Wenn die Postmoderne an ihre Grenzen und darüber hinaus getrieben wird, kehrt das Archaische mit stampfenden Schritten zurück, wie ein Titan auf den Olymp. Und das ist es, was Sucker Punch doch irgendwie wieder faszinierend macht. Die haltlose Naivität, mit der der Film vorgibt, etwas zu sein, was er nicht ist. Die Geschichtsvergessenheit, mit der er seinen Zitatenzyklus ohne einen Funken Anstand oder wenigstens Ironie ausschlachtet, hat etwas enorm urtümliches. Und also findet sich in ihm auch ein Widerhall von Filmen wie Birth of a Nation, die auch in Ihren Grundfesten verachtenswert sind, die aber gleichzeitig zu den Gründungsmythen des amerikanischen Kinos gehören.

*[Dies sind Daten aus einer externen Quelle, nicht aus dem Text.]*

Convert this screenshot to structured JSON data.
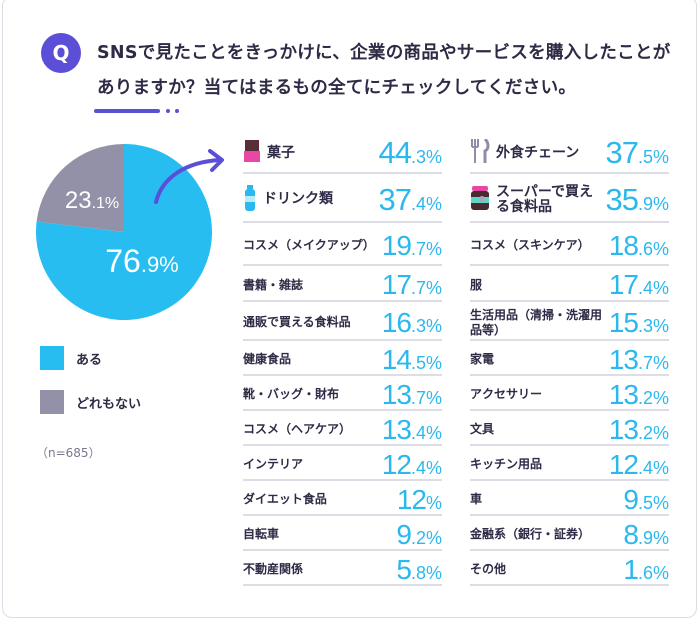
{
  "question": {
    "badge": "Q",
    "text": "SNSで見たことをきっかけに、企業の商品やサービスを購入したことがありますか？当てはまるもの全てにチェックしてください。"
  },
  "colors": {
    "yes": "#27bdf0",
    "no": "#9291a8",
    "accent": "#5b4fd8",
    "value": "#2bb8ee"
  },
  "chart_data": [
    {
      "type": "pie",
      "slices": [
        {
          "name": "ある",
          "value": 76.9,
          "label_int": "76",
          "label_dec": ".9%"
        },
        {
          "name": "どれもない",
          "value": 23.1,
          "label_int": "23",
          "label_dec": ".1%"
        }
      ],
      "legend": [
        "ある",
        "どれもない"
      ],
      "legend_placement": "bottom",
      "note": "（n=685）"
    },
    {
      "type": "table",
      "columns": [
        [
          {
            "label": "菓子",
            "int": "44",
            "dec": ".3%",
            "icon": "chocolate-icon"
          },
          {
            "label": "ドリンク類",
            "int": "37",
            "dec": ".4%",
            "icon": "bottle-icon"
          },
          {
            "label": "コスメ（メイクアップ）",
            "int": "19",
            "dec": ".7%"
          },
          {
            "label": "書籍・雑誌",
            "int": "17",
            "dec": ".7%"
          },
          {
            "label": "通販で買える食料品",
            "int": "16",
            "dec": ".3%"
          },
          {
            "label": "健康食品",
            "int": "14",
            "dec": ".5%"
          },
          {
            "label": "靴・バッグ・財布",
            "int": "13",
            "dec": ".7%"
          },
          {
            "label": "コスメ（ヘアケア）",
            "int": "13",
            "dec": ".4%"
          },
          {
            "label": "インテリア",
            "int": "12",
            "dec": ".4%"
          },
          {
            "label": "ダイエット食品",
            "int": "12",
            "dec": "%"
          },
          {
            "label": "自転車",
            "int": "9",
            "dec": ".2%"
          },
          {
            "label": "不動産関係",
            "int": "5",
            "dec": ".8%"
          }
        ],
        [
          {
            "label": "外食チェーン",
            "int": "37",
            "dec": ".5%",
            "icon": "fork-knife-icon"
          },
          {
            "label": "スーパーで買える食料品",
            "int": "35",
            "dec": ".9%",
            "icon": "jar-icon"
          },
          {
            "label": "コスメ（スキンケア）",
            "int": "18",
            "dec": ".6%"
          },
          {
            "label": "服",
            "int": "17",
            "dec": ".4%"
          },
          {
            "label": "生活用品（清掃・洗濯用品等）",
            "int": "15",
            "dec": ".3%"
          },
          {
            "label": "家電",
            "int": "13",
            "dec": ".7%"
          },
          {
            "label": "アクセサリー",
            "int": "13",
            "dec": ".2%"
          },
          {
            "label": "文具",
            "int": "13",
            "dec": ".2%"
          },
          {
            "label": "キッチン用品",
            "int": "12",
            "dec": ".4%"
          },
          {
            "label": "車",
            "int": "9",
            "dec": ".5%"
          },
          {
            "label": "金融系（銀行・証券）",
            "int": "8",
            "dec": ".9%"
          },
          {
            "label": "その他",
            "int": "1",
            "dec": ".6%"
          }
        ]
      ]
    }
  ]
}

Es fällt mir schwer, mir ein abschließendes Urteil über Sucker Punch bilden. Ich fand den Film zu langweilig, um mich darüber aufzuregen und in seiner unfassbaren Maßlosigkeit zu faszinierend, um mich wirklich zu langweilen. Und somit ist wahrscheinlich damit das Urteil erreicht: Sucker Punch ist einfach vollkommen belanglos. Er ist es nicht wert, dass man ihn in irgendeiner Weise näher betrachtet. Und da ich – und mit mir viele andere Kritiker – dies gerade doch getan haben, weil sie irgendwie das Gefühl hatten, sie mussten sich mit dem Film auseinandersetzen, hat Snyder sein Ziel im Endeffekt wahrscheinlich doch erreicht: Er hat seinem persönlichen Sandkasten irgendwie Relevanz verliehen.

[Ergänzung:]

Zusätzlich zur im Text verlinkten “Girls on Film”-Kolumne empfehle ich Angie Hans Artikel auf /film.

Außerdem: “Sucker Punch and the Fetishized Image” von Oscar Moralde ist sehr gut geschrieben und argumentiert, wirft aber die Frage auf: Wenn keiner merkt, dass etwas Satire ist, ist es dann noch Satire?